L'atelier d'écriture

« Une boule de pétanque m’obstrua l’écoutille. Je ne sus quoi répondre, partagé entre l’imposture et une réalité qui m’appartenait mais n’arrivait plus à s’exprimer. Je devais oublier une bonne fois pour toutes. Je m’étais fait assez mal comme ça. Et je terminais mon premier atelier adulte avec une enclume dans l’estomac. En y ajoutant la boule que j’avais dans le gosier, ce n’était pas le moment de me jeter à l’eau. Je restais donc sur le bord, je ne me mouillai pas, toujours cette propension à la survie. »
Extrait du livre

ON EXISTE TOUJOURS POUR QUELQU’UN…


Le narrateur commence par une plaidoirie anti-pigeons, mouches, moustiques sur un ton mi-sérieux, mi-comique. Oisif sans avoir rien d’autre à faire que d’observer ces bestioles tout en buvant du rhum : allongé sur le canapé, j’essaie de me concentrer sur la pertinence de ma présence dans ce monde aseptisé et hostile. »

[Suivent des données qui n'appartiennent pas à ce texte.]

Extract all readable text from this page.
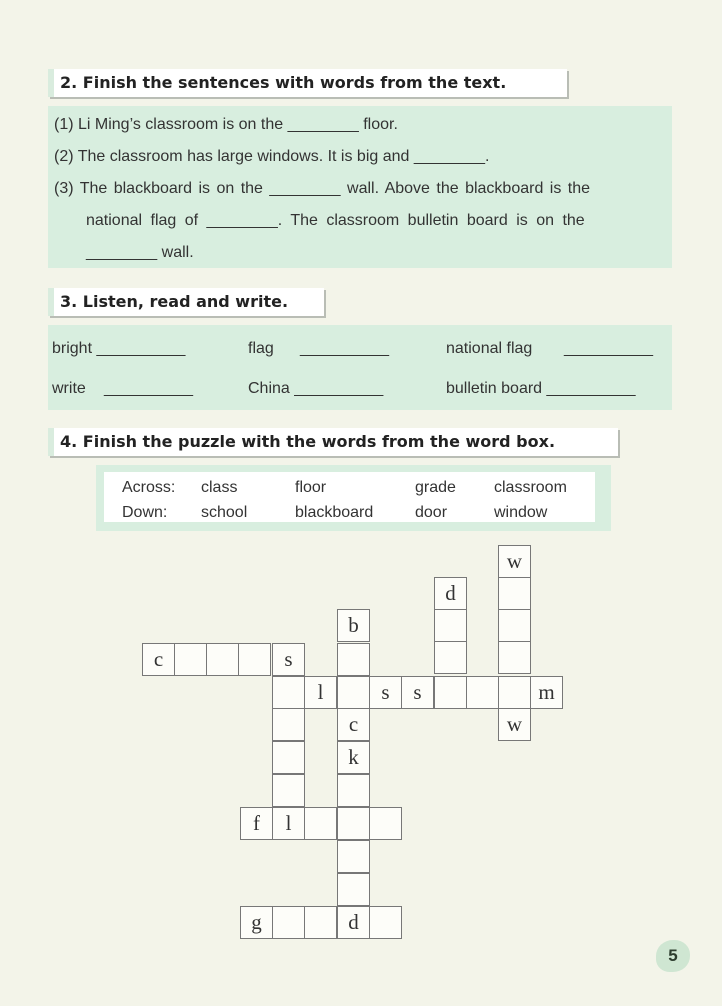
2. Finish the sentences with words from the text.
(1) Li Ming’s classroom is on the ________ floor.
(2) The classroom has large windows. It is big and ________.
(3) The blackboard is on the ________ wall. Above the blackboard is the
national flag of ________. The classroom bulletin board is on the
________ wall.
3. Listen, read and write.
bright __________	flag __________	national flag __________
write __________	China __________	bulletin board __________
4. Finish the puzzle with the words from the word box.
Across: class	floor	grade classroom
Down: school	blackboard	door	window
w
w
d
b
c
k
c	s
l	s	s	m
f	l
g	d
5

Après un livre publié quelque quinze ans auparavant et qui n’avait pas reçu le succès escompté, ni aucun autre d’ailleurs, il avait décidé qu’il n’écrirait plus : « C’est l’unique bouquin que j’avais écrit, le premier et le dernier. Vu l’accueil à l’époque, ce n’est pas la peine, j’ai raccroché définitivement. »

Sans avenir, ni ami, à la limite d’un état dépressif mais en bon citoyen de l’amertume qui a fait connaissance avec la douche écossaise à plusieurs reprises, il avait fait table rase volontairement sur ses connaissances qui à présent n’osaient plus le contacter. La réponse constante que leur assénait le narrateur était sans équivoque aucun : « Ma dépression serait définitivement soignée quand je me serais fait sauter le caisson. »

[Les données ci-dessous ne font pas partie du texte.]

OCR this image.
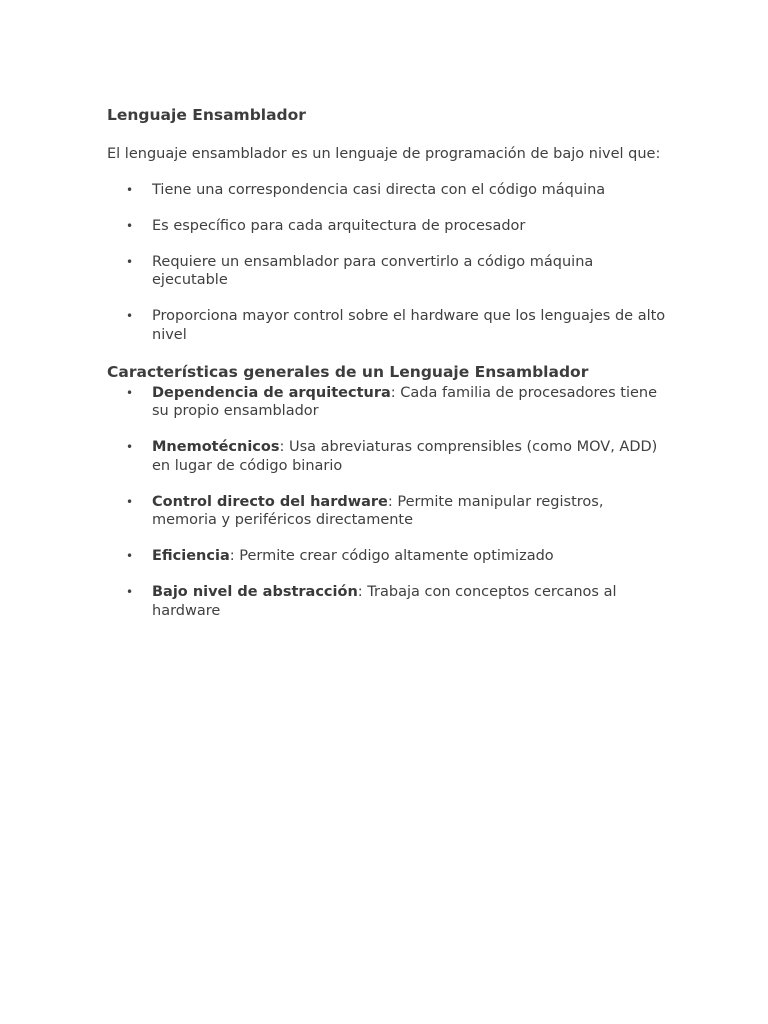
Lenguaje Ensamblador

El lenguaje ensamblador es un lenguaje de programación de bajo nivel que:

• Tiene una correspondencia casi directa con el código máquina
• Es específico para cada arquitectura de procesador
• Requiere un ensamblador para convertirlo a código máquina ejecutable
• Proporciona mayor control sobre el hardware que los lenguajes de alto nivel
Características generales de un Lenguaje Ensamblador
• Dependencia de arquitectura: Cada familia de procesadores tiene su propio ensamblador
• Mnemotécnicos: Usa abreviaturas comprensibles (como MOV, ADD) en lugar de código binario
• Control directo del hardware: Permite manipular registros, memoria y periféricos directamente
• Eficiencia: Permite crear código altamente optimizado
• Bajo nivel de abstracción: Trabaja con conceptos cercanos al hardware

Toute fois, pendant son observation des mouches et des pigeons, il entend un bruit qui lui rappelle un lointain souvenir : Le téléphone. Celui-ci n’avait plus retentit depuis des mois. Chefdeville répond sur la défensive. L’interlocutrice débite la raison de son appel avec entrain et petite gentillesse à l’appui. Quinze ans que Chefdeville n’existait plus pour personne, et aujourd’hui on se souvenait de lui, du moins de son livre pour lui proposer l’animation d’atelier d’écriture dans des collèges classés en zone ZEP (Zone d’éducation prioritaire).

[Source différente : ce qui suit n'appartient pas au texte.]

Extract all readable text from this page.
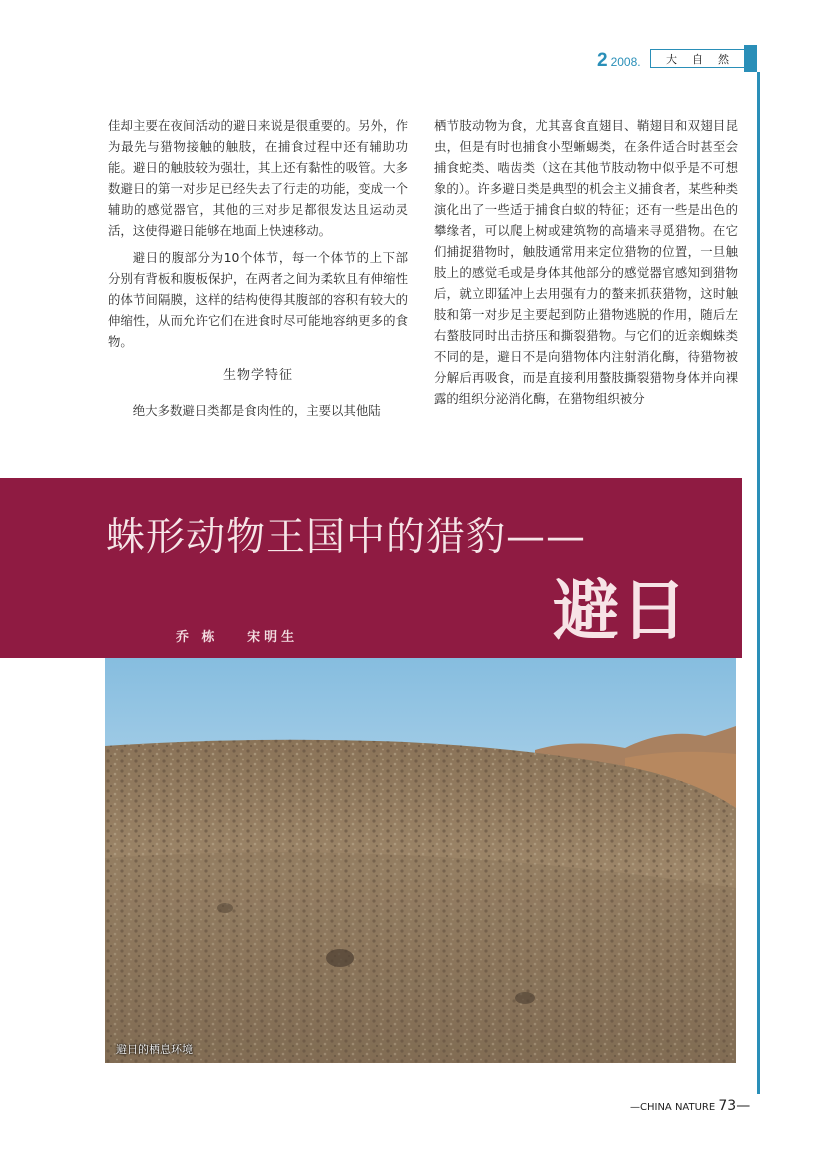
2 2008.	大自然

佳却主要在夜间活动的避日来说是很重要的。另外，作为最先与猎物接触的触肢，在捕食过程中还有辅助功能。避日的触肢较为强壮，其上还有黏性的吸管。大多数避日的第一对步足已经失去了行走的功能，变成一个辅助的感觉器官，其他的三对步足都很发达且运动灵活，这使得避日能够在地面上快速移动。

避日的腹部分为10个体节，每一个体节的上下部分别有背板和腹板保护，在两者之间为柔软且有伸缩性的体节间隔膜，这样的结构使得其腹部的容积有较大的伸缩性，从而允许它们在进食时尽可能地容纳更多的食物。

生物学特征

绝大多数避日类都是食肉性的，主要以其他陆

栖节肢动物为食，尤其喜食直翅目、鞘翅目和双翅目昆虫，但是有时也捕食小型蜥蜴类，在条件适合时甚至会捕食蛇类、啮齿类（这在其他节肢动物中似乎是不可想象的）。许多避日类是典型的机会主义捕食者，某些种类演化出了一些适于捕食白蚁的特征；还有一些是出色的攀缘者，可以爬上树或建筑物的高墙来寻觅猎物。在它们捕捉猎物时，触肢通常用来定位猎物的位置，一旦触肢上的感觉毛或是身体其他部分的感觉器官感知到猎物后，就立即猛冲上去用强有力的螯来抓获猎物，这时触肢和第一对步足主要起到防止猎物逃脱的作用，随后左右螯肢同时出击挤压和撕裂猎物。与它们的近亲蜘蛛类不同的是，避日不是向猎物体内注射消化酶，待猎物被分解后再吸食，而是直接利用螯肢撕裂猎物身体并向裸露的组织分泌消化酶，在猎物组织被分

蛛形动物王国中的猎豹——
避日
乔 栋 宋明生
避日的栖息环境
—CHINA NATURE 73—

Il faut répondre vite, alors il répond vite, et par l’affirmative, c’est toujours mieux que le RMI et les stages de l’ANPE dont il en a ras le bol de souper au fil des jours.

LES ATELIERS…


Chefdeville arrive dans une classe de SEGPA de quinze élèves difficiles dont le vocabulaire est loin de ressembler à nos habitudes communes. Celui-ci est limité à la simplicité, agrémenté de vulgarité qui, là, ne manque pas de tournure.
Les SEGPA accueillent des élèves présentant des difficultés scolaires graves et durables. Ils ne maîtrisent pas toutes les connaissances et compétences attendues à la fin de l'école primaire. La SEGPA est organisée en divisions avec un nombre d'élèves situé aux environs de 16. (source : eduscol.fr)

Le professeur de lettres reste présent durant la séance d’atelier d’écriture. Les débuts s’annoncent tortueux. Chefdeville en est le spectateur hébété, se demandant ce qui a bien pu le pousser à accepter ce rôle : « J’étais dans les dispositions d’un mec prêt à rendre son tablier avant même de l’avoir déplié. Ca m’aurait au moins appris à ne pas aller contre ma nature, en briguant une place qui correspondait à tout sauf à ce que j’étais. »

Après maintes disputes et autres vulgarités en tous genres entre les élèves, l’atelier réussi enfin à vraiment commencer mais pour peu de temps puisque la sonnerie retentit, indiquant la fin de l’heure. Les élèves, en bons individus mal élevés, quitte la salle de classe sans autre regard, ni aucune formule de politesse. Chefdeville est content d’avoir achevé ce moment de turbulences et de quitter ce lieu en perdition.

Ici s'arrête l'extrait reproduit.